Selective inhibition of HDAC3 has also emerged as a novel mechanism for therapy in B‐cell lymphomas that express the CREBBP mutation. CREBBP codes for the CREB binding protein which catalyzes histone acetylation. CREBBP mutations are highly recurrent in B‐cell lymphomas and either inactivate (i.e. loss of function) its histone acetyltransferase domain or truncate the protein. CREBBP plays a critical role in supporting p53 dependent tumor suppressor functions and is inhibited by viral basic leucine zipper transcription factor HBZ found in many lymphomas [18]. CREBBP mutations are direct targets of the BCL6/HDAC3 onco‐repressor complex and HDAC3 selective inhibitors reverse CREBBP mutant aberrant epigenetic programming. By restoring the function of these genes, HDAC3 inhibitors restore the ability of tumor infiltrating lymphocytes to kill diffuse large B‐cell lymphoma (DLBCL) cells in an MHC class I‐ and II‐dependent manner [19].

For now, it is more convenient to group the HDACi in commercial development into the pan‐HDACi and those that are relatively more class 1‐specific. It is important to recognize that while some HDACi may be more class specific, these drugs, as noted above, typically achieve high micromolar concentrations in the plasma, and likely inhibit a broader array of HDAC in the clinical setting.

Table 3.1Classes of histone deacetylase inhibitor (HDACi).
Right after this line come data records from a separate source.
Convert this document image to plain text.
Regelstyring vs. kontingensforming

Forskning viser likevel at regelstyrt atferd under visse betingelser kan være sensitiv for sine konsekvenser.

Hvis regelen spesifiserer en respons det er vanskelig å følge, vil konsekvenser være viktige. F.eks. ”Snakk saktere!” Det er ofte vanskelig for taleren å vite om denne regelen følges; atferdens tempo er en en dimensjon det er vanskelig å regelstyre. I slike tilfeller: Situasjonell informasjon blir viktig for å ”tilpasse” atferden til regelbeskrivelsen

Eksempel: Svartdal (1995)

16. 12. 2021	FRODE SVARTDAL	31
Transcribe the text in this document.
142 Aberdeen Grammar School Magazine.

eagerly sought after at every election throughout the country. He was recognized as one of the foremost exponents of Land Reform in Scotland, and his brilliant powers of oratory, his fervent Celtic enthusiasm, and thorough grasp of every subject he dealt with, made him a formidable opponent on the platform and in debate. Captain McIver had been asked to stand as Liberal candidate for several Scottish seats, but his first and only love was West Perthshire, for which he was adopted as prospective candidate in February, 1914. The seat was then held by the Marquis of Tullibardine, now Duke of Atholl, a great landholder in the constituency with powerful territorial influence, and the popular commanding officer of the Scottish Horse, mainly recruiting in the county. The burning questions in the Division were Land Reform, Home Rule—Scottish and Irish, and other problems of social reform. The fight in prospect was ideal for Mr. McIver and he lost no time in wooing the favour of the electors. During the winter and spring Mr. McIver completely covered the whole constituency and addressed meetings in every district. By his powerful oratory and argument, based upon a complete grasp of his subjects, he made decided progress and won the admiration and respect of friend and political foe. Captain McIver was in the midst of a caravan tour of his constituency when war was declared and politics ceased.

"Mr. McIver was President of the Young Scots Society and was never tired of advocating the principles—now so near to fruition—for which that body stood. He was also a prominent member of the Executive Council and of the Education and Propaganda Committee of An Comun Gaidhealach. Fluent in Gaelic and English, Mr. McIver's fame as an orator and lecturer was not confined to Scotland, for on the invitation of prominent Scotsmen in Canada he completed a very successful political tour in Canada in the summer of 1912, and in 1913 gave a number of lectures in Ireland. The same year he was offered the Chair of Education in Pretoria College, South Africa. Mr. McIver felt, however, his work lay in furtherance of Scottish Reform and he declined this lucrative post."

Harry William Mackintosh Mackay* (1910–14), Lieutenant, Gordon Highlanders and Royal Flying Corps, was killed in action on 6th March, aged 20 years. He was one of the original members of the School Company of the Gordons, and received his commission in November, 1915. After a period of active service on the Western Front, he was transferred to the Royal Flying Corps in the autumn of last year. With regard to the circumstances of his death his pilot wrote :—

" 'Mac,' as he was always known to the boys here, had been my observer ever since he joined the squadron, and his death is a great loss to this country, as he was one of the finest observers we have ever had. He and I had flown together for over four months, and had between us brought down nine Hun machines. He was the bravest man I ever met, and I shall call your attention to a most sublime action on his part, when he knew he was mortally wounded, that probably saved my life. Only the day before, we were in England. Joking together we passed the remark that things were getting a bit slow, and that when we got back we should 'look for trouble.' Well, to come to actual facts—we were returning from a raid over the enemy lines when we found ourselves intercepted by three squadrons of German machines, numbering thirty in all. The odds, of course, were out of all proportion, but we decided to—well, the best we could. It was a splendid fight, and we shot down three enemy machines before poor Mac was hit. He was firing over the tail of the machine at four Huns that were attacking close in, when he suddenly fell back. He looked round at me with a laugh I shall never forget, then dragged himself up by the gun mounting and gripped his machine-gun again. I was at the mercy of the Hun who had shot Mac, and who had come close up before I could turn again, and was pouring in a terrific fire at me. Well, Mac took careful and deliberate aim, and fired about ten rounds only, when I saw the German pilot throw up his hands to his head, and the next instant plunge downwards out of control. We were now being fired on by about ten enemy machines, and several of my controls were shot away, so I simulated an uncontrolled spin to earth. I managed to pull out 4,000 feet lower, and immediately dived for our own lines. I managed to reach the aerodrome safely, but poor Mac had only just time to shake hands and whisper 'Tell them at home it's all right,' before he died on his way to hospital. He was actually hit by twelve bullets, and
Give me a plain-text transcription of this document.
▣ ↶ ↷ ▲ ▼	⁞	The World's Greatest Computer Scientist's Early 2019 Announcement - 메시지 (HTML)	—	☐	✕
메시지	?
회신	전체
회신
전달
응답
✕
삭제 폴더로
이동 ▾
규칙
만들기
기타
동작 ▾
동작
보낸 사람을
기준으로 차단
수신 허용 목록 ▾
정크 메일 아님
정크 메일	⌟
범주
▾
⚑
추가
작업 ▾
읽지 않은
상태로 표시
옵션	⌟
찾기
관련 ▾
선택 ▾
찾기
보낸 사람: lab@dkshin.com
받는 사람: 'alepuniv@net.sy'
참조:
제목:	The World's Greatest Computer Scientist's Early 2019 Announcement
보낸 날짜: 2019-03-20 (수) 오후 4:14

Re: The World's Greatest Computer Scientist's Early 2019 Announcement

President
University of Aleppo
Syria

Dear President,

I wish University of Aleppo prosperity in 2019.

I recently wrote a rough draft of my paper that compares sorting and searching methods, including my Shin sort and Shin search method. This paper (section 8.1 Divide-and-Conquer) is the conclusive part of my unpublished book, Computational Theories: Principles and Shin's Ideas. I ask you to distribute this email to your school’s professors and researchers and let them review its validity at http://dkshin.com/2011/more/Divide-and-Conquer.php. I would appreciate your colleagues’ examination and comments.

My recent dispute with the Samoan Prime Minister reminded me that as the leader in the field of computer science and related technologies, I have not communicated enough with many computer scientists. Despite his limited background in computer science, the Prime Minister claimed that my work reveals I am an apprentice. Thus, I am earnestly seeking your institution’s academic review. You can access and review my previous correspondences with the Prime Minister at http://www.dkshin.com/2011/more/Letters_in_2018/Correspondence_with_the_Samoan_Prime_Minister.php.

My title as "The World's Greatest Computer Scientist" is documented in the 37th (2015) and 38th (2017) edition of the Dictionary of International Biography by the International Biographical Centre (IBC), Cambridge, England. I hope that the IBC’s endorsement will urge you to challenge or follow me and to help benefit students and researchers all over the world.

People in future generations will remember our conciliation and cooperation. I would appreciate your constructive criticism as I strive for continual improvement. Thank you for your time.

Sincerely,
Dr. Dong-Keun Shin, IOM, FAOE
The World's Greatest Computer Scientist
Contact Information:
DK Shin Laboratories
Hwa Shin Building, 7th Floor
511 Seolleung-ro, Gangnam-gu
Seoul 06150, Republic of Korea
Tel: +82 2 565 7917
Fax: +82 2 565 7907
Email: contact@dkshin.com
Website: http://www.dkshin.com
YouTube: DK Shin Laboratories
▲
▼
HDACi induce a plethora of molecular and extracellular effects that alone or in combination, result in potent anti‐cancer activities [1]. The drug targets, HDACs, are diverse and exhibit different substrate specificities and biological functions. Despite the rapid expansion of literature in this area, we remain uncertain of the mechanistic hierarchy of the HDACi. For example, while it is clear that HDACi induce apoptosis associated with altered transcription of proteins involved in the intrinsic and extrinsic pathways, other mechanisms are in play, such as those relating to the aggresome/proteasome system. Through hyperacetylation of histone and non‐histone targets, HDACi can induce quite diverse effects on cellular function. These include: (i) altering immune responses through effects on the host and/or target cells; (ii) inducing permanent (i.e. senescence) or temporary (quiescence) cell‐cycle arrest, usually at the G1/S transition; (iii) inhibiting angiogenesis, and (iv) inducing apoptosis and autophagy [20–24]. HDACi not only induce injury to the cell, they also modulate its ability to respond to stressful stimuli. Moreover, it is important to appreciate that the anti‐tumor effect of these drugs is due to targeting not only the tumor cell itself, but also the tumor microenvironment and the immune milieu.